Proof that $e^{-x} \ge 1-x$
Solution 1:
Recall the Mean Value Theorem that says that for a continuous function on $[a,b]$, and a differentiable function on the interval $(a, b)$, there exists a $c \in (a,b)$ such that
$$\frac{f(b)-f(a)}{b-a} = f^{\prime}(c).$$
Consider working on the interval $[0, x].$ Then, in our case,
$$\frac{e^{-x} - 1}{x} = -e^{-c}$$
for some $c \in (0, x)$. It is clear to see that for any $c$ lying in that interval, $-e^{-c} \geq -1.$ Hence,
$$\frac{e^{-x}-1}{x} \geq -1.$$
The result then follows,
$$e^{-x}-1 \geq -x \implies e^{-x} \geq 1 -x$$
for any $x \geq 0.$
Solution 2:
Consider the function and its derivatives $$f(x)=e^{-x}-1+x\qquad f'(x)=1-e^{-x}\qquad f''(x)=e^{-x}$$ The first derivative cancels for $x=0$ and $f(0)=0$. The second derivative is always positive; so $x=0$ corresponds to the minimum and f(x) is always greater or equal $0$. So, the relation holds for any $x$ (positive or negative; the sign does not matter).
Solution 3:
CLAIM
Here, I provide a alternative proof of $$e^x \ge x+1$$ for all real $x$.

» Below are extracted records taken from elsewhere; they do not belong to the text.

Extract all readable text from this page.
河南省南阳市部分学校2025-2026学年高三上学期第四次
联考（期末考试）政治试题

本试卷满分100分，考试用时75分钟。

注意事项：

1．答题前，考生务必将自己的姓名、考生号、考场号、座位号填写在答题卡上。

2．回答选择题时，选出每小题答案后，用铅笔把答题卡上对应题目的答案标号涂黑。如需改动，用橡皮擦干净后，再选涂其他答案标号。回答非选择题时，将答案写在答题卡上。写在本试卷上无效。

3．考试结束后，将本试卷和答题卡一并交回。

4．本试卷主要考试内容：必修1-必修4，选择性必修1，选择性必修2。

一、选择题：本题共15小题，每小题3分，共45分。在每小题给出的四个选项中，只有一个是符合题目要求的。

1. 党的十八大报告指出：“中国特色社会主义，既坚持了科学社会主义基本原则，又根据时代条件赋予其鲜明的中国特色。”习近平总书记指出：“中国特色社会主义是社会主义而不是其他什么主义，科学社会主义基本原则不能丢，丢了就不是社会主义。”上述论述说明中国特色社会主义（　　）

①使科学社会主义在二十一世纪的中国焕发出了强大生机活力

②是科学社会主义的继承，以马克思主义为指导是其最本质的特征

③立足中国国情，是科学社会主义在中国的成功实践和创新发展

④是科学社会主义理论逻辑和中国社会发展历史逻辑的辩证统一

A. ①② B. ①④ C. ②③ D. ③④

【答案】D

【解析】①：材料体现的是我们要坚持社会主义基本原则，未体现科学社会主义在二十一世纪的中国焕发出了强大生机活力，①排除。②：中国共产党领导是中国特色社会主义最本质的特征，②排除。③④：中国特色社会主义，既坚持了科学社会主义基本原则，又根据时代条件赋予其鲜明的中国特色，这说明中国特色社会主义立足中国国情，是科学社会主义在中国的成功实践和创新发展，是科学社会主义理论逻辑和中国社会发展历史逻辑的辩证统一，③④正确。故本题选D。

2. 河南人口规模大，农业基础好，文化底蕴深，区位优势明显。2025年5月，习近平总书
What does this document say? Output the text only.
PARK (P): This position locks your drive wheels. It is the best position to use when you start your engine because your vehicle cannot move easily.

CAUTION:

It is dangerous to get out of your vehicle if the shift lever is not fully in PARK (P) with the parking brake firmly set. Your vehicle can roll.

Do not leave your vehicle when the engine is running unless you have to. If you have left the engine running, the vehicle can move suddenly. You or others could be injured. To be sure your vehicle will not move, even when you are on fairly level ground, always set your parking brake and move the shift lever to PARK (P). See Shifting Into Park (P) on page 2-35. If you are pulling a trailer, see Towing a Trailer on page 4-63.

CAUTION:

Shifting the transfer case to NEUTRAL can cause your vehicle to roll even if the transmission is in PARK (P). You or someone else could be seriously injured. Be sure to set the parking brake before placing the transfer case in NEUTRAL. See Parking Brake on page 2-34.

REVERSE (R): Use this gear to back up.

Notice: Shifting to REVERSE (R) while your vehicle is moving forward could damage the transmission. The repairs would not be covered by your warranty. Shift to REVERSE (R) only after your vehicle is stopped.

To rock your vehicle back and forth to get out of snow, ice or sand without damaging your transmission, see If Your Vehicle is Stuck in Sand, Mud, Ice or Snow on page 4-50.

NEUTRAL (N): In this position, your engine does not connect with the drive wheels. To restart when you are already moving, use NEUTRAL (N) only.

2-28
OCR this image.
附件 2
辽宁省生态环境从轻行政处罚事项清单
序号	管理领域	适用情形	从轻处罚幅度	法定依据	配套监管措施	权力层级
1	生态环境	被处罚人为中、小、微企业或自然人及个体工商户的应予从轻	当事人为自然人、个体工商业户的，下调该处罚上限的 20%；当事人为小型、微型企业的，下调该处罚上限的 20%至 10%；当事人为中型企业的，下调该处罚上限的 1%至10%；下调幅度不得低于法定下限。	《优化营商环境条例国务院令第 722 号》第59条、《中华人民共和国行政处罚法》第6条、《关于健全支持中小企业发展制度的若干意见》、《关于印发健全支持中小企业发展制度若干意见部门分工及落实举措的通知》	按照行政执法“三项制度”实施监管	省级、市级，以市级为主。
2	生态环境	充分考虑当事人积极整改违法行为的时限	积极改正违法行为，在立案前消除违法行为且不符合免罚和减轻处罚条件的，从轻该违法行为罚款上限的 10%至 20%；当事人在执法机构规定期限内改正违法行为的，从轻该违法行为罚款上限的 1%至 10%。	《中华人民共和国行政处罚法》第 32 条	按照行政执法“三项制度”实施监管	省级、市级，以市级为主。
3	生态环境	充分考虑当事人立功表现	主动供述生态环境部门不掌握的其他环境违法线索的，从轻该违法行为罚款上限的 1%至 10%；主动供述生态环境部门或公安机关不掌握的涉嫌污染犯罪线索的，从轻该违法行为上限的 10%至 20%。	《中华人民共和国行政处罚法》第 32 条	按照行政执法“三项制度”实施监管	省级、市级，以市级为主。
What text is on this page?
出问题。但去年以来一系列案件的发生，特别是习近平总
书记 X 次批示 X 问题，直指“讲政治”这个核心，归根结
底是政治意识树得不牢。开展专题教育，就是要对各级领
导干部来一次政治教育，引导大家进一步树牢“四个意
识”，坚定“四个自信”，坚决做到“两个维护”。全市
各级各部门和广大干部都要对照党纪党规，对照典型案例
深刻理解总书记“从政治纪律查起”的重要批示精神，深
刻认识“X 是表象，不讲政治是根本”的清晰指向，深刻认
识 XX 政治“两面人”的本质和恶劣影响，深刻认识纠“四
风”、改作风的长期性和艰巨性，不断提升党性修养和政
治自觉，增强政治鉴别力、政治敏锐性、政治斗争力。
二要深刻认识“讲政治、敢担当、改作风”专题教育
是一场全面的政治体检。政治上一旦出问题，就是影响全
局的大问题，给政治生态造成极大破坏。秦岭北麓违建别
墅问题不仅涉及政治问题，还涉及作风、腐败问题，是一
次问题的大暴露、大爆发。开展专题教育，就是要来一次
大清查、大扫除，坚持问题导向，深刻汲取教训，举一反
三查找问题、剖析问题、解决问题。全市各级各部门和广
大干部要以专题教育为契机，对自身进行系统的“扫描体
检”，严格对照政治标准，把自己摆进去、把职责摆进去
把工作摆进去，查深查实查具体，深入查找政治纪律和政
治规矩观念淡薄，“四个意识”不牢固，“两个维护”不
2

Let $f(x) = e^x-(1+x)$, then $f^\prime(x) = e^x-1$.
Hence $f^\prime(x)=0$ iff $x=0$.
Furthermore, note that $f^{\prime\prime}(x) = e^x>0$.
Thus, $f(0)=0$ must be the global minimum of $f(x)$.
Our inequality is proven.
HOW TO APPLY
Let $x=-t$. Then $e^{-t} \ge -t+1=1-t$ for $t$.
In fact, this goes further-it proves that it is true not only for $t \ge 0$, but for any real $t$.